Some watch advice

Hi everyone.

Newbie here and sorry if this gets asked a lot!

I'm training for three marathons this year and am thinking of getting a watch to improve my times.

I understand that most of the watches store lap times but I'm not sure how it knows how long a lap is. Do I need GPS for the watch to know I want a lap to be a mile?

Ideally I want the watch to tell me how many miles I've run, how long the last mile took and what my average speed per mile is.

I'd also like multiple alarms so I can programme around five alarms per day as I'm diabetic and the alarms will remind me to check by blood sugar levels.

Any advice much appreciated!

Thanks

Ben

Comments

  • Just checking - deffo a watch you're looking for? If you've got an iPhone, I use an app called Runmeter that would sort you out per mile (or whatever basis of distance/time you want), and you could easy set alarms on it.

    If it is a watch, then I'm not going to be any help, but thought it was worth chucking in my two penneth... image

  • No, don't have an iphone so definitely a watch I'm looking for

    Thanks!

  • Yes, you would need a GPS watch for that.

    Pretty much all of the Garmin Forerunners should do what you want - even the very oldest 101s.

    The only thing which you might struggle with is the multiple alarms, and you might be better off looking for a separate watch for that.

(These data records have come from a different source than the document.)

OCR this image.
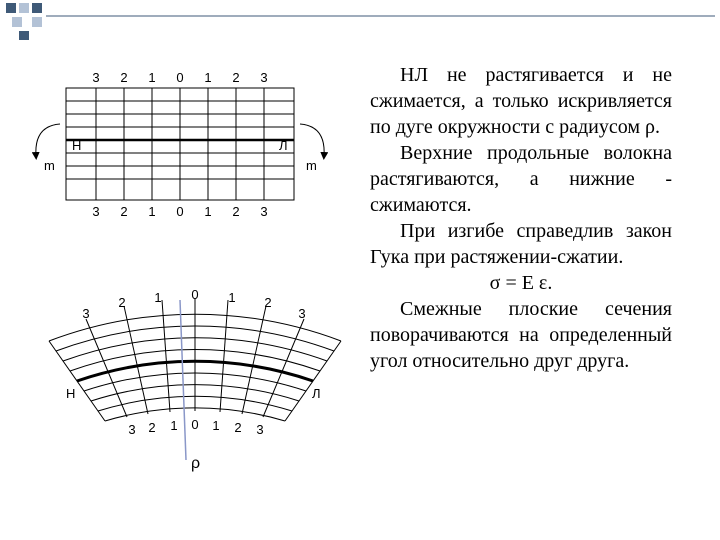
3 2 1 0 1 2 3
3 2 1 0 1 2 3
Н	Л
m	m
3
2 1 0 1 2
3
3 2 1 0 1 2 3
Н	Л
ρ

НЛ не растягивается и не сжимается, а только искривляется по дуге окружности с радиусом ρ.

Верхние продольные волокна растягиваются, а нижние - сжимаются.

При изгибе справедлив закон Гука при растяжении-сжатии.

σ = Е ε.

Смежные плоские сечения поворачиваются на определенный угол относительно друг друга.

    A Timex Ironman will record laps when you press the button. For many years I just had set points on my standard training runs where I pushed the button and knew if I was on the right pace or not. I have had some of those in the past which have had multiple alarms (up to 5 I think).
  • ive a garmin forerunner 305 and i love it for mile split analysis...the garmin dashboard that i upload it to is very good shows pace, elevation, speed etc sadly it doesnt have the timers that you require but to be honest i'm not sure if you would find that in a watch.

  • The way you could get round the alarms issue is to set a countdown timer to countdown say 3 or 4 hours and then repeat, so you wouldn't actually need to set individual alarms.

    I'm not sure a Forerunner is the best to wear as a normal watch. I've not seen the very latest models in the flesh but certainly up to the 205 and 305 they are pretty chunky. You'd also have to charge them up pretty regularly.
  • Thanks for all the advice folks. One Garmin Forerunner 305 on the way!